In public, weapon owners no longer gun-shy
Push effort to normalize open-carrying
By Nicholas Riccardi
Los Angeles Times / June 9, 2008
PROVO, Utah - For years, Kevin Jensen carried a pistol everywhere he went, tucked in a shoulder holster beneath his clothes.
In hot weather the holster was almost unbearable. Pressed against his skin, the firearm was heavy and uncomfortable. Hiding the weapon made Jensen feel like a criminal.
Then one evening he stumbled across a site that urged gun owners to do something revolutionary: Carry your gun openly for the world to see as you go about your business.
In most states there's no law against that.
Jensen decided to give it a try. A couple of days later, his gun was visible in a black holster strapped around his hip as he walked into a Costco. His heart raced as he ordered a Polish dog at the counter. No one called the police. No one stopped him.
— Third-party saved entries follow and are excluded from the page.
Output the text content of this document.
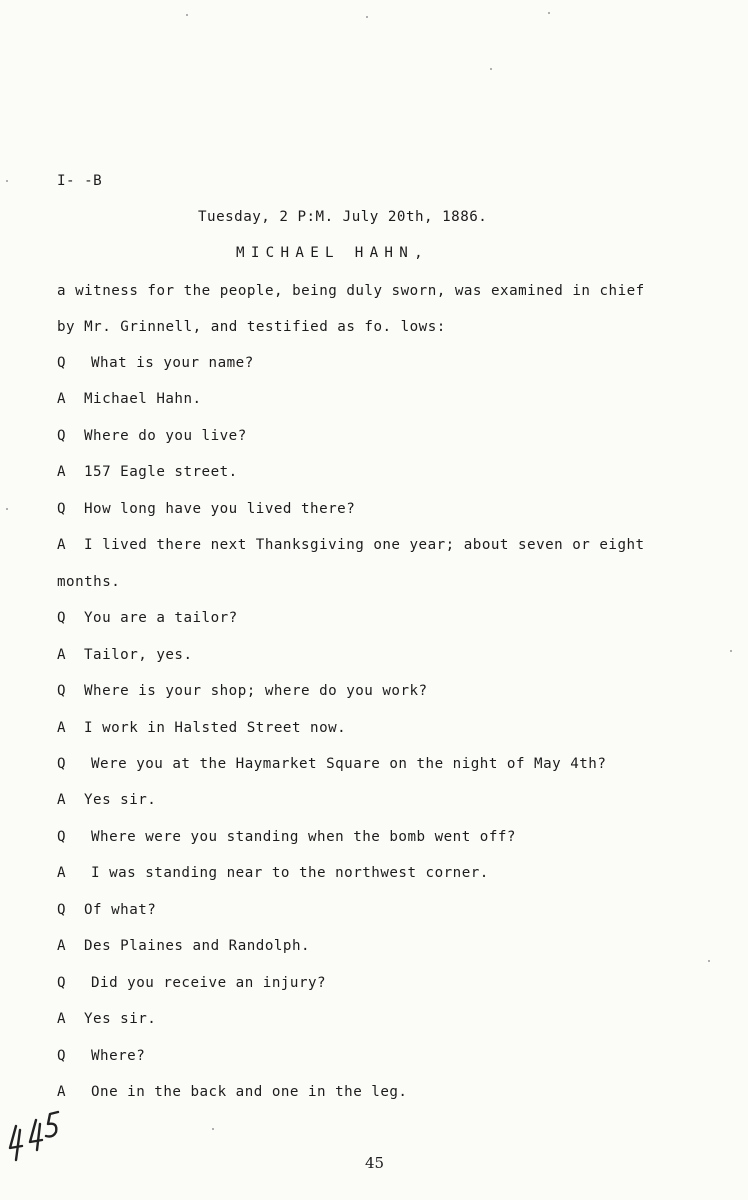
I- -B
Tuesday, 2 P:M. July 20th, 1886.
MICHAEL HAHN,
a witness for the people, being duly sworn, was examined in chief
by Mr. Grinnell, and testified as fo. lows:
Q What is your name?
A Michael Hahn.
Q Where do you live?
A 157 Eagle street.
Q How long have you lived there?
A I lived there next Thanksgiving one year; about seven or eight
months.
Q You are a tailor?
A Tailor, yes.
Q Where is your shop; where do you work?
A I work in Halsted Street now.
Q Were you at the Haymarket Square on the night of May 4th?
A Yes sir.
Q Where were you standing when the bomb went off?
A I was standing near to the northwest corner.
Q Of what?
A Des Plaines and Randolph.
Q Did you receive an injury?
A Yes sir.
Q Where?
A One in the back and one in the leg.
45
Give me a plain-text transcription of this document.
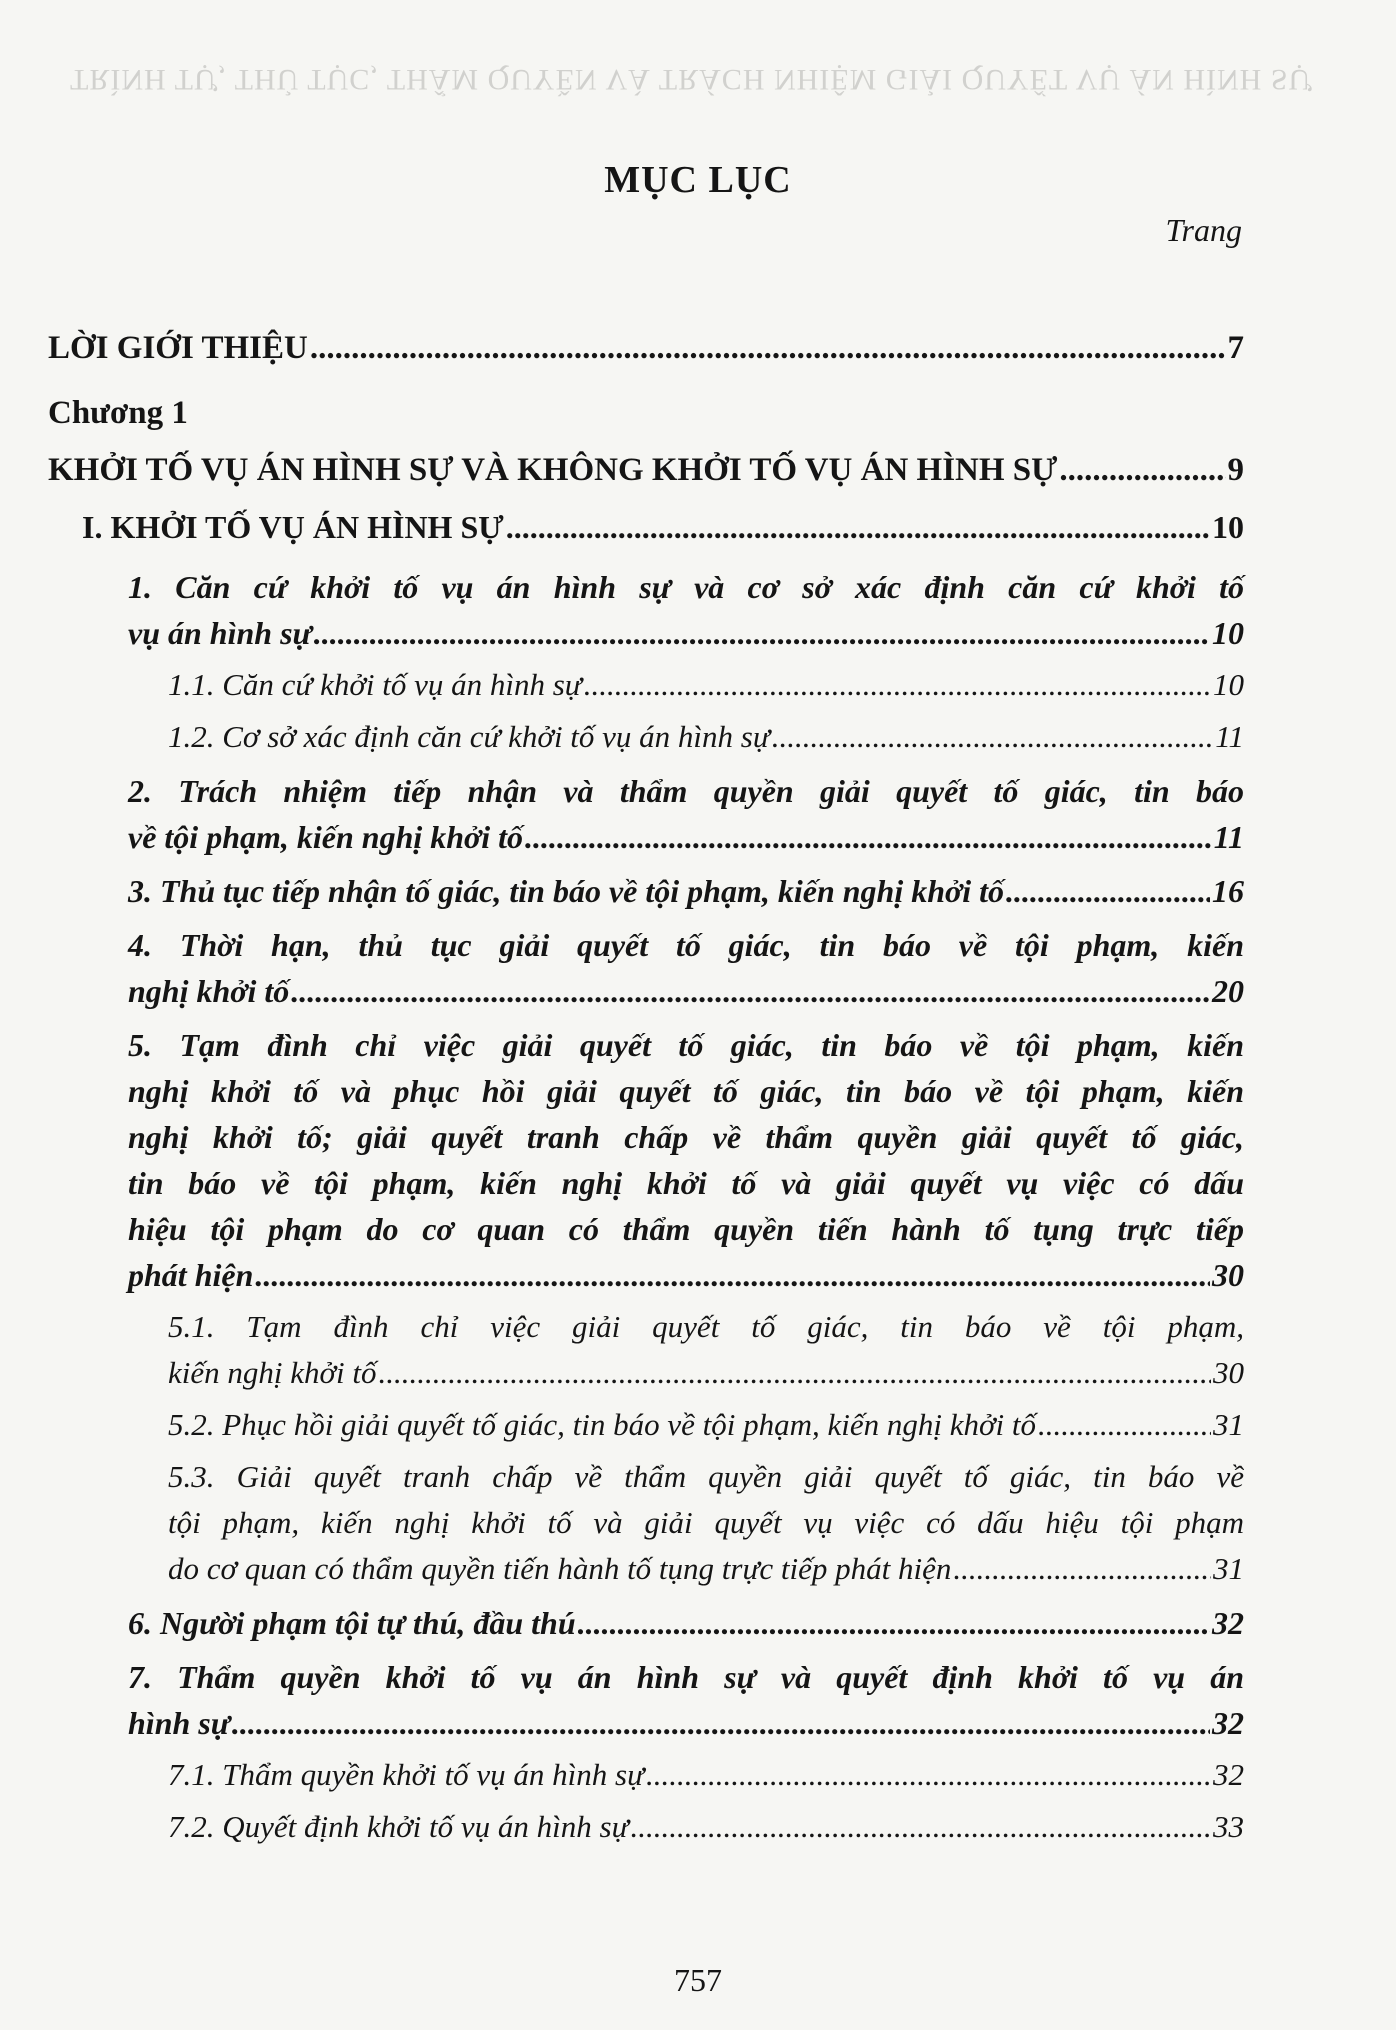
TRÌNH TỰ, THỦ TỤC, THẨM QUYỀN VÀ TRÁCH NHIỆM GIẢI QUYẾT VỤ ÁN HÌNH SỰ
MỤC LỤC
Trang
LỜI GIỚI THIỆU .....	7
Chương 1
KHỞI TỐ VỤ ÁN HÌNH SỰ VÀ KHÔNG KHỞI TỐ VỤ ÁN HÌNH SỰ .....	9
I. KHỞI TỐ VỤ ÁN HÌNH SỰ .....	10
1. Căn cứ khởi tố vụ án hình sự và cơ sở xác định căn cứ khởi tố
vụ án hình sự .....	10
1.1. Căn cứ khởi tố vụ án hình sự .....	10
1.2. Cơ sở xác định căn cứ khởi tố vụ án hình sự .....	11
2. Trách nhiệm tiếp nhận và thẩm quyền giải quyết tố giác, tin báo
về tội phạm, kiến nghị khởi tố .....	11
3. Thủ tục tiếp nhận tố giác, tin báo về tội phạm, kiến nghị khởi tố .....	16
4. Thời hạn, thủ tục giải quyết tố giác, tin báo về tội phạm, kiến
nghị khởi tố .....	20
5. Tạm đình chỉ việc giải quyết tố giác, tin báo về tội phạm, kiến
nghị khởi tố và phục hồi giải quyết tố giác, tin báo về tội phạm, kiến
nghị khởi tố; giải quyết tranh chấp về thẩm quyền giải quyết tố giác,
tin báo về tội phạm, kiến nghị khởi tố và giải quyết vụ việc có dấu
hiệu tội phạm do cơ quan có thẩm quyền tiến hành tố tụng trực tiếp
phát hiện .....	30
5.1. Tạm đình chỉ việc giải quyết tố giác, tin báo về tội phạm,
kiến nghị khởi tố .....	30
5.2. Phục hồi giải quyết tố giác, tin báo về tội phạm, kiến nghị khởi tố .....	31
5.3. Giải quyết tranh chấp về thẩm quyền giải quyết tố giác, tin báo về
tội phạm, kiến nghị khởi tố và giải quyết vụ việc có dấu hiệu tội phạm
do cơ quan có thẩm quyền tiến hành tố tụng trực tiếp phát hiện .....	31
6. Người phạm tội tự thú, đầu thú .....	32
7. Thẩm quyền khởi tố vụ án hình sự và quyết định khởi tố vụ án
hình sự .....	32
7.1. Thẩm quyền khởi tố vụ án hình sự .....	32
7.2. Quyết định khởi tố vụ án hình sự .....	33
757
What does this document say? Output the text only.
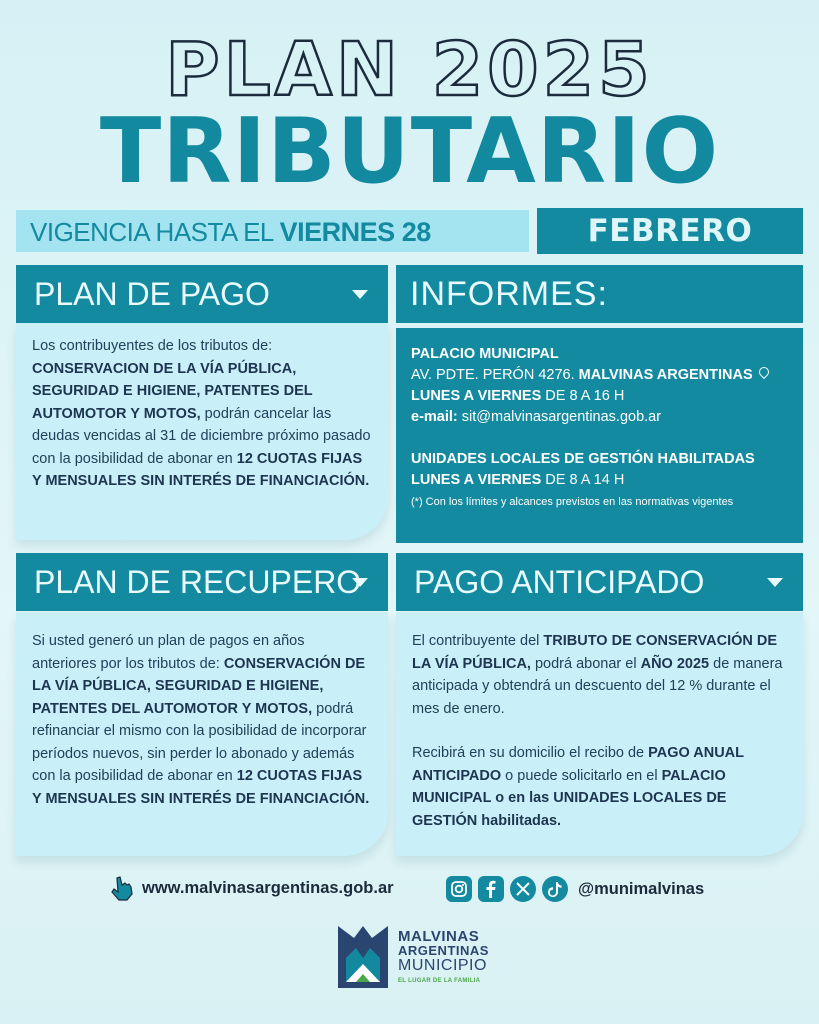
PLAN 2025
TRIBUTARIO
VIGENCIA HASTA EL VIERNES 28	FEBRERO
PLAN DE PAGO

Los contribuyentes de los tributos de: CONSERVACION DE LA VÍA PÚBLICA, SEGURIDAD E HIGIENE, PATENTES DEL AUTOMOTOR Y MOTOS, podrán cancelar las deudas vencidas al 31 de diciembre próximo pasado con la posibilidad de abonar en 12 CUOTAS FIJAS Y MENSUALES SIN INTERÉS DE FINANCIACIÓN.

INFORMES:
PALACIO MUNICIPAL
AV. PDTE. PERÓN 4276. MALVINAS ARGENTINAS
LUNES A VIERNES DE 8 A 16 H
e-mail: sit@malvinasargentinas.gob.ar
UNIDADES LOCALES DE GESTIÓN HABILITADAS
LUNES A VIERNES DE 8 A 14 H
(*) Con los límites y alcances previstos en las normativas vigentes
PLAN DE RECUPERO

Si usted generó un plan de pagos en años anteriores por los tributos de: CONSERVACIÓN DE LA VÍA PÚBLICA, SEGURIDAD E HIGIENE, PATENTES DEL AUTOMOTOR Y MOTOS, podrá refinanciar el mismo con la posibilidad de incorporar períodos nuevos, sin perder lo abonado y además con la posibilidad de abonar en 12 CUOTAS FIJAS Y MENSUALES SIN INTERÉS DE FINANCIACIÓN.

PAGO ANTICIPADO

El contribuyente del TRIBUTO DE CONSERVACIÓN DE LA VÍA PÚBLICA, podrá abonar el AÑO 2025 de manera anticipada y obtendrá un descuento del 12 % durante el mes de enero.

Recibirá en su domicilio el recibo de PAGO ANUAL ANTICIPADO o puede solicitarlo en el PALACIO MUNICIPAL o en las UNIDADES LOCALES DE GESTIÓN habilitadas.

www.malvinasargentinas.gob.ar	@munimalvinas
MALVINAS
ARGENTINAS
MUNICIPIO
EL LUGAR DE LA FAMILIA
Now Jensen carries his Glock 23 openly into his bank, restaurants, and shopping centers. He wore the gun to a Ron Paul rally. He and his wife, Clachelle, drop off their 5-year-old daughter at elementary school with pistols in their hip holsters and have never received a complaint or a wary look.
Jensen, 28, said he tries not to flaunt his gun. "We don't want to show up and say, 'Hey, we're here, we're armed, get used to it,' " he said. But he and others who publicly display their guns say they have a reason.